AI model evaluations have long been plagued by a hidden variable: the scaffolding that supports them. Recent findings turn assumptions on their head, showing that scaffold configurations can sway a model's capability scores by up to 28 percentage points. These numbers aren't just statistical noise. they're indicative of a much larger issue.

Scaffold Sensitivity Unveiled

In a controlled comparison, researchers tested three distinct scaffolds, ReAct, a Planner-Actor-Rater multi-agent design, and a planner-then-executor setup, across models from Anthropic's Claude Opus 4.7 to OpenAI's GPT-5.5. Holding conditions constant, the results revealed a staggering 28-point swing in accuracy within a single level for Opus.
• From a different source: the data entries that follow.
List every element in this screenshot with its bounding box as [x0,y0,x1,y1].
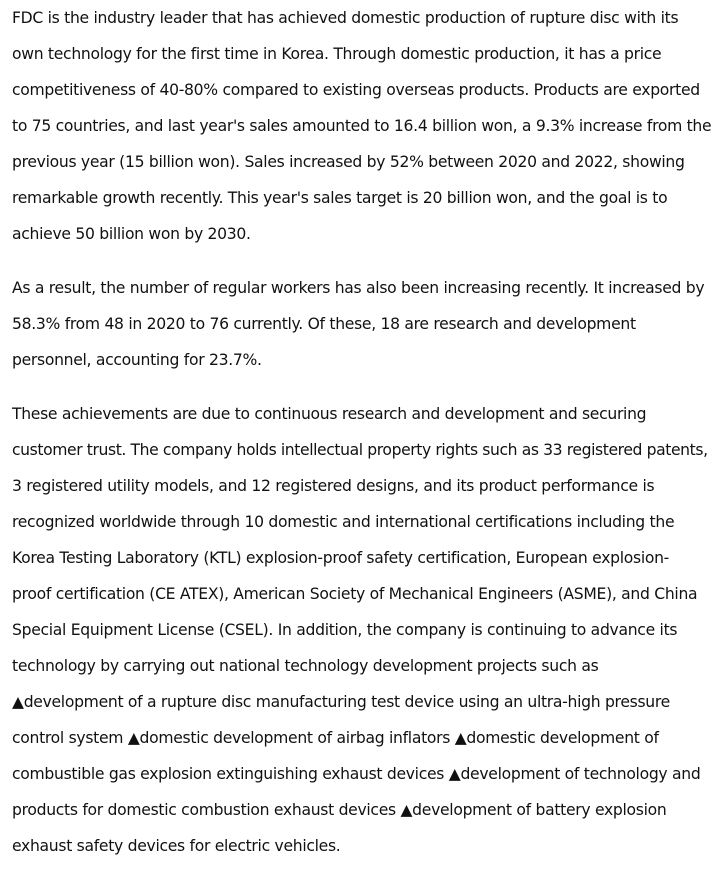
text-line: control system ▲domestic development of airbag inflators ▲domestic development of [12,729,659,747]
text-line: combustible gas explosion extinguishing exhaust devices ▲development of technology and [12,765,701,783]
text-line: achieve 50 billion won by 2030. [12,225,251,243]
text-line: FDC is the industry leader that has achieved domestic production of rupture disc with its [12,9,679,27]
text-line: These achievements are due to continuous research and development and securing [12,405,647,423]
text-line: 58.3% from 48 in 2020 to 76 currently. Of these, 18 are research and development [12,315,636,333]
paragraph-company-overview [12,0,712,252]
text-line: Special Equipment License (CSEL). In addition, the company is continuing to advance its [12,621,678,639]
text-line: remarkable growth recently. This year's sales target is 20 billion won, and the goal is to [12,189,668,207]
text-line: previous year (15 billion won). Sales increased by 52% between 2020 and 2022, showing [12,153,685,171]
text-line: 3 registered utility models, and 12 registered designs, and its product performance is [12,477,655,495]
paragraph-spacer [12,378,712,396]
text-line: own technology for the first time in Korea. Through domestic production, it has a price [12,45,662,63]
text-line: customer trust. The company holds intellectual property rights such as 33 registered patents, [12,441,708,459]
text-line: exhaust safety devices for electric vehicles. [12,837,341,855]
text-line: products for domestic combustion exhaust devices ▲development of battery explosion [12,801,667,819]
paragraph-achievements [12,396,712,864]
paragraph-workforce [12,270,712,378]
text-line: personnel, accounting for 23.7%. [12,351,262,369]
text-line: to 75 countries, and last year's sales amounted to 16.4 billion won, a 9.3% increase from the [12,117,712,135]
text-line: proof certification (CE ATEX), American Society of Mechanical Engineers (ASME), and China [12,585,698,603]
article-body [12,0,712,864]
text-line: As a result, the number of regular workers has also been increasing recently. It increased by [12,279,705,297]
text-line: technology by carrying out national technology development projects such as [12,657,599,675]
text-line: Korea Testing Laboratory (KTL) explosion-proof safety certification, European explosion- [12,549,669,567]
paragraph-spacer [12,252,712,270]
text-line: recognized worldwide through 10 domestic and international certifications including the [12,513,675,531]
text-line: ▲development of a rupture disc manufacturing test device using an ultra-high pressure [12,693,670,711]
text-line: competitiveness of 40-80% compared to existing overseas products. Products are exported [12,81,700,99]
Models didn't just differ in capability. they varied in how scaffolding influenced their performance.

The pre-registered hypothesis that advanced models would resist scaffold influence didn't hold water. In fact, Anthropic's top model showed the most gain from structured scaffolds at higher difficulty levels. Is this revealing a fundamental flaw in the way we categorize AI capability?

Challenging the Single-Scaffold Narrative

While single-scaffold capability scores might seem straightforward, they're anything but. The multi-agent setup outperformed ReAct on Level 2 within Anthropic's lineup, yet this advantage didn't transfer to cross-provider models. This makes model family, not capability tier, the true differentiating factor. Forget tier-scaling as a reliable metric under these conditions.

If you think the planner-executor scaffold has a leg up on file-reading tasks, think again. This presumed edge was essentially debunked. Meanwhile, structured scaffolds not only reduced tool calls but also recovered from errors more effectively at tougher levels. The star performer? Gemini, with its planner-then-executor scaffold, proved both cost-effective and highly accurate at the advanced stage.

The Real Cost of Ignoring Scaffolds

Why should industry insiders care? Because single-scaffold performance numbers are misleading. They're not guaranteed to narrow as models grow more sophisticated. If the AI can hold a wallet, who writes the risk model? AI developers and stakeholders can't ignore the scaffold's impact without risking skewed assessments and misguided investments.

It's high time we reassessed how we interpret AI capabilities. Slapping a model on a GPU rental isn't a convergence thesis. Scaffolds are more than mere frameworks. they're integral to understanding and deploying AI effectively. The intersection is real. Ninety percent of the projects aren't.